D’une manière générale, la distribution de dividendes en France reste très concentrée. Selon France Stratégie, pour les dividendes éligibles à la déduction forfaitaire obligatoire, 98,6 % des ménages percevant des dividendes en 2020 ont bénéficié d’un maximum de 1 000 euros, captant ainsi seulement 2 % de l’ensemble des dividendes distribués cette année-là. A l’inverse, les 0,65% des ménages les plus choyés (percevant plus de 10 000 euros de dividendes) ont perçu 93% de l’ensemble des dividendes.

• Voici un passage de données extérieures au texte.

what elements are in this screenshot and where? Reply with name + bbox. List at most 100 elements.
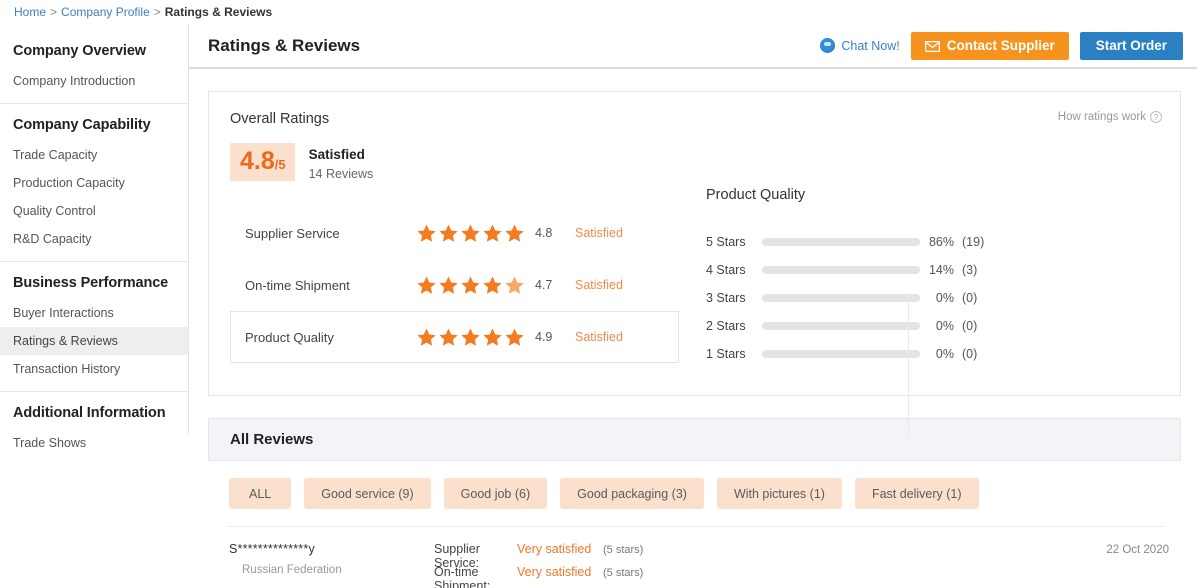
histogram-track — [762, 238, 920, 246]
histogram-percent: 0% — [920, 347, 962, 361]
histogram-row-4-stars[interactable]: 4 Stars 14% (3) — [706, 256, 1162, 284]
overall-ratings-heading: Overall Ratings — [230, 111, 1058, 127]
review-score-stars: (5 stars) — [603, 544, 643, 556]
metric-score: 4.7 — [535, 278, 575, 292]
breadcrumb-item-company-profile[interactable]: Company Profile — [61, 5, 150, 19]
review-filter-tags: ALL Good service (9) Good job (6) Good p… — [208, 461, 1181, 509]
filter-tag-with-pictures[interactable]: With pictures (1) — [717, 478, 842, 509]
reviewer-name: S**************y — [229, 542, 434, 556]
metric-word: Satisfied — [575, 330, 623, 344]
filter-tag-good-packaging[interactable]: Good packaging (3) — [560, 478, 704, 509]
sidebar-item-buyer-interactions[interactable]: Buyer Interactions — [0, 299, 188, 327]
vertical-divider — [908, 295, 909, 438]
metric-label: On-time Shipment — [245, 278, 417, 293]
metric-label: Product Quality — [245, 330, 417, 345]
histogram-count: (0) — [962, 319, 977, 333]
reviewer-info: S**************y Russian Federation — [229, 542, 434, 588]
histogram-percent: 0% — [920, 291, 962, 305]
histogram-count: (3) — [962, 263, 977, 277]
metric-word: Satisfied — [575, 278, 623, 292]
metric-score: 4.8 — [535, 226, 575, 240]
metric-score: 4.9 — [535, 330, 575, 344]
histogram-count: (19) — [962, 235, 984, 249]
sidebar-group-title: Company Capability — [0, 111, 188, 141]
sidebar-group-additional-information: Additional Information Trade Shows — [0, 392, 188, 465]
histogram-count: (0) — [962, 291, 977, 305]
histogram-track — [762, 322, 920, 330]
metric-label: Supplier Service — [245, 226, 417, 241]
header-actions: Chat Now! Contact Supplier Start Order — [820, 32, 1183, 60]
filter-tag-good-service[interactable]: Good service (9) — [304, 478, 430, 509]
breadcrumb-separator: > — [154, 5, 161, 19]
chart-title: Product Quality — [706, 187, 1162, 203]
envelope-icon — [925, 40, 940, 51]
overall-ratings-card: Overall Ratings How ratings work ? 4.8 /… — [208, 91, 1181, 396]
sidebar-group-title: Additional Information — [0, 399, 188, 429]
question-mark-icon: ? — [1150, 111, 1162, 123]
sidebar: Company Overview Company Introduction Co… — [0, 24, 189, 435]
histogram-row-3-stars[interactable]: 3 Stars 0% (0) — [706, 284, 1162, 312]
breadcrumb: Home > Company Profile > Ratings & Revie… — [0, 0, 1197, 24]
all-reviews-header: All Reviews — [208, 418, 1181, 461]
sidebar-group-company-capability: Company Capability Trade Capacity Produc… — [0, 104, 188, 262]
overall-score-denominator: /5 — [275, 157, 286, 172]
histogram-row-2-stars[interactable]: 2 Stars 0% (0) — [706, 312, 1162, 340]
overall-score-text: Satisfied 14 Reviews — [309, 143, 374, 184]
metric-word: Satisfied — [575, 226, 623, 240]
star-rating-icons — [417, 224, 535, 242]
page-header: Ratings & Reviews Chat Now! Contact Supp… — [189, 24, 1197, 69]
star-rating-icons — [417, 328, 535, 346]
sidebar-item-rd-capacity[interactable]: R&D Capacity — [0, 225, 188, 253]
chat-now-label: Chat Now! — [841, 39, 899, 53]
start-order-label: Start Order — [1096, 38, 1167, 53]
breadcrumb-item-home[interactable]: Home — [14, 5, 46, 19]
breadcrumb-separator: > — [50, 5, 57, 19]
histogram-category-label: 5 Stars — [706, 235, 762, 249]
filter-tag-good-job[interactable]: Good job (6) — [444, 478, 547, 509]
sidebar-group-title: Company Overview — [0, 37, 188, 67]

Et parmi eux, 0,11% des ménages ont perçu plus de 100.000 euros de dividendes, bénéficiant ainsi de 64% des gains distribués. Avec la perspective d’une hausse de la fiscalité des dividendes, les « riches » seront donc bien plus impactés que les salariés actionnaires.

Le message de Jean-Christophe Féraud

En fait, ces derniers ne seraient même pas affectés en cas de fiscalité plus élevée, dans la mesure où aujourd’hui, les dividendes liés à l’actionnariat salarié, dans le cadre d’un plan d’épargne entreprise, l’outil le plus répandu de ce système, sont déjà exonérées d’impôt sur le revenu et ne paient que des cotisations de sécurité sociale. Même chose pour les plus-values, contrairement, là aussi, à ce qu’affirme Le Maire lorsqu’il dit que lorsque “[les salariés actionnaires] vendez, ils sont taxés.

Pour Mathieu Chauvin, président d’Eres, gestionnaire de l’épargne salariale, “En cas d’augmentation de la fiscalité sur les dividendes pour tous les actionnaires, les entreprises pourraient toutefois décider de répartir différemment les revenus, et priver ainsi les salariés actionnaires des dividendes dont ils bénéficiaient auparavant”. Tout en pénalisant, de la même manière, les autres actionnaires.